Starline forward equalizers, Example 1, Example 2 – Motorola BT100 User Manual
Page 28
Amplifier
Setup
3-3
BT100 Installation and Operation Manual
STARLINE Forward Equalizers
Select the appropriate model SFE-100-* to compensate for cable attenuation versus frequency
and to obtain the proper output tilt. The BT100 is equipped with the BDR-1G interstage
equalizer and flatness board, which compensates for cable attenuation. You must compensate
for any cable or passive slope beyond that of the BDR-1G by selecting and installing the
appropriate SFE-100-* cable equalizer.
Equalizers are available in 1 dB steps from 0 dB to 22 dB. The following examples describe how
to choose the correct equalizer.
Example 1
The amplifier location includes 20 dB of cable (at 1 GHz) between its input and the preceding
amplifier. Consider cable loss only. Exclude any flat loss due to splitters or other passive
devices. The internal equalizer, model BDR-1G, compensates for approximately 14 dB of cable.
Subtract this cable length from the 20 dB of this example (20
− 14 = 6). The SFE-100-6 is the
proper equalizer in this case. With this equalizer installed, the amplifier reproduces the output
tilt of the last upstream amplifier.
When selecting an equalizer, choose the next lower value if the exact value is not available or in
cases where the calculated value makes two choices possible.
Example 2
The BT100 amplifier is used in a link following a fiber node. The fiber receiver output is flat and
connects to the input of the amplifier through 18 dB of cable plus passive loss. Determine which
is the proper equalizer to achieve 11 dB output tilt from the BT100.
Calculate the equalizer value using the following equation:
SLOPEeq = TILTout + SIGlo – SIGhi – SLOPEieq
where: SLOPEeq = required SFE-100-* slope
TILTout = required amplifier output tilt
SIGlo
= signal input level at 54 MHz (channel 2)
SIGhi
= signal input level at 1 GHz
SLOPEieq = interstage equalizer slope (14 dB)

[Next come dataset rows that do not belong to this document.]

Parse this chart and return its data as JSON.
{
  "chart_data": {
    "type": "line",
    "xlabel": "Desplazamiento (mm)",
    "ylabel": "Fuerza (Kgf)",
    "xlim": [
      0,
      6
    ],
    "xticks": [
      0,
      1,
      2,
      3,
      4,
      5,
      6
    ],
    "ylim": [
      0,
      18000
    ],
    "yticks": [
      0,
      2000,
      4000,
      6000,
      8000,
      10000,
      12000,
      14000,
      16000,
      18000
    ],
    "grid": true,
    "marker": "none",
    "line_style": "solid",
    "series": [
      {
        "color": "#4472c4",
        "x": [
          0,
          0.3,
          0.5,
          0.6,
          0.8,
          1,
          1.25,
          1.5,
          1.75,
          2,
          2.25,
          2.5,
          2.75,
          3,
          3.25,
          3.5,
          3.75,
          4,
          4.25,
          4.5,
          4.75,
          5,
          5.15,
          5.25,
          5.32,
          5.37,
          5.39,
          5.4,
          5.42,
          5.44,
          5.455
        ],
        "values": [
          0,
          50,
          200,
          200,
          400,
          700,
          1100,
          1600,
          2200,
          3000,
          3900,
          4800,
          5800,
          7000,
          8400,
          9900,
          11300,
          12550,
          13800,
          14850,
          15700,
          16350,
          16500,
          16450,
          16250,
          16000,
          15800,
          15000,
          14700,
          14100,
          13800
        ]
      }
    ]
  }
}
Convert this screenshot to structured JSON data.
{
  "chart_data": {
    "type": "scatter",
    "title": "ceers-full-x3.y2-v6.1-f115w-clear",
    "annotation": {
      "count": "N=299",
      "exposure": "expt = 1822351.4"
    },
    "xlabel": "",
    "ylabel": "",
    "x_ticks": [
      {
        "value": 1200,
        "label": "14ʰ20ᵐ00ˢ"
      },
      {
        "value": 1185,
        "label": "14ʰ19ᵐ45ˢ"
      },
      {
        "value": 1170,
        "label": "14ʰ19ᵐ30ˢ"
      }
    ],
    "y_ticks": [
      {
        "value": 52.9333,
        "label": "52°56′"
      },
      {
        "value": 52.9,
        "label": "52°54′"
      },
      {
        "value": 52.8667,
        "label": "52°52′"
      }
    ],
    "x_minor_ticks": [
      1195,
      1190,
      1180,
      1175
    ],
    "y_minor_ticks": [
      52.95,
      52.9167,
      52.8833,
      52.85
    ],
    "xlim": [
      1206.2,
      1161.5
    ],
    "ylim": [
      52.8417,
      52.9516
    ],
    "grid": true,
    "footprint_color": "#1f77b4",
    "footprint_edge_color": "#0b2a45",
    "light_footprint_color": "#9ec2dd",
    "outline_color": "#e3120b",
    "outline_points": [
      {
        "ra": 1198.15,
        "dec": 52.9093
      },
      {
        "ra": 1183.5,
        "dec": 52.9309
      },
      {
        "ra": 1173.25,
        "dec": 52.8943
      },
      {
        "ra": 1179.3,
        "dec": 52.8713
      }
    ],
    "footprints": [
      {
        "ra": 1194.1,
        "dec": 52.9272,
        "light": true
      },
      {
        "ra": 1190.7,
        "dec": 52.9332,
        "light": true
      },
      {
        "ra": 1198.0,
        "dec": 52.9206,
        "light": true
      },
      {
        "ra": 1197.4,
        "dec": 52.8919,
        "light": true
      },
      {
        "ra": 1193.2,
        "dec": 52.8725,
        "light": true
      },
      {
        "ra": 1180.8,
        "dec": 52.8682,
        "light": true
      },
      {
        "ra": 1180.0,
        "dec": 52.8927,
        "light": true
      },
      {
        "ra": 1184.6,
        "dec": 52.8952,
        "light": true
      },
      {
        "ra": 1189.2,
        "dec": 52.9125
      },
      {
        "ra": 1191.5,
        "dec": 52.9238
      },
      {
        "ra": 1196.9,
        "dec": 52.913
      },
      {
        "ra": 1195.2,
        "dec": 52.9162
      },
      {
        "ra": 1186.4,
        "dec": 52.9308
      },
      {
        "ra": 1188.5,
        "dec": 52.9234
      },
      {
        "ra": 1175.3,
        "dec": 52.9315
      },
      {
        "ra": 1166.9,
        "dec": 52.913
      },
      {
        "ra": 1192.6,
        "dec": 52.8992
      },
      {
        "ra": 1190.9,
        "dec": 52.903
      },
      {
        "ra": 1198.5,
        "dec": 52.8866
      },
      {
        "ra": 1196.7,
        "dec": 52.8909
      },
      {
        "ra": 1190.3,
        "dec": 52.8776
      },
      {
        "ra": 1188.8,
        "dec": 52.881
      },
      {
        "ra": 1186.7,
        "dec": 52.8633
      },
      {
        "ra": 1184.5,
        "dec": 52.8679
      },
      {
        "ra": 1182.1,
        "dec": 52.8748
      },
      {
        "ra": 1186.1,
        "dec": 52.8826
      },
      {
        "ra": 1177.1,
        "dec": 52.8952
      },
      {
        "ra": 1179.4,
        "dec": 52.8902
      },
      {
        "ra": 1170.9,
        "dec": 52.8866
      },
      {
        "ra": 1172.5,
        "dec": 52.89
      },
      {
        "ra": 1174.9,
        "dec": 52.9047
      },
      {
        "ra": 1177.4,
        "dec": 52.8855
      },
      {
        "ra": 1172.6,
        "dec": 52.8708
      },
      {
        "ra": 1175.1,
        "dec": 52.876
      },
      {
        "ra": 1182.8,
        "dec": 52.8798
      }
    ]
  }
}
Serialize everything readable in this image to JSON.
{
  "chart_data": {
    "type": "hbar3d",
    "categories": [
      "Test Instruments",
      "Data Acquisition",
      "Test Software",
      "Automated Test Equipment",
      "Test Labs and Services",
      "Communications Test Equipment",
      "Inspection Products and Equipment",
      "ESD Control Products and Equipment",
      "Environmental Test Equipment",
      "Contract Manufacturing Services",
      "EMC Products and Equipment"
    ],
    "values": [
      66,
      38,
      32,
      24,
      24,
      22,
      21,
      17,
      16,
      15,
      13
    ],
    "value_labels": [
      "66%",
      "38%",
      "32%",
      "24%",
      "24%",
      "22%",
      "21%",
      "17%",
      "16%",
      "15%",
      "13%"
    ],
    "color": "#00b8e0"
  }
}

From various references, such as manufacturer’s catalogs, you can determine that at an
operating frequency of 1003 MHz, 18 dB of cable produces approximately 3.6 dB of loss at
54 MHz. This suggests that the channel 2 signal input to the BT100 is 14.4 dB greater
(18
− 3.6 = 14.4) than it is at 1003 MHz. Our example assumes that the high-end frequency level
into the BT100 is
+12 dBmV.
Substituting this information into the above equation provides the following result:
11 dB
+ 26.4 dB − 12 dBmV − 14 dB = 11.4 dB
The slope of the required equalizer is 11.4 dB. Table 3-1 and the graph in Figure 3-1 show that
11.4 dB of slope is caused by approximately 14 dB of cable at 1003 MHz. Therefore the correct
equalizer is model SFE-100-14.
When selecting an equalizer, choose the next lower value if the exact value is not available or in
cases where the calculated value makes two choices possible.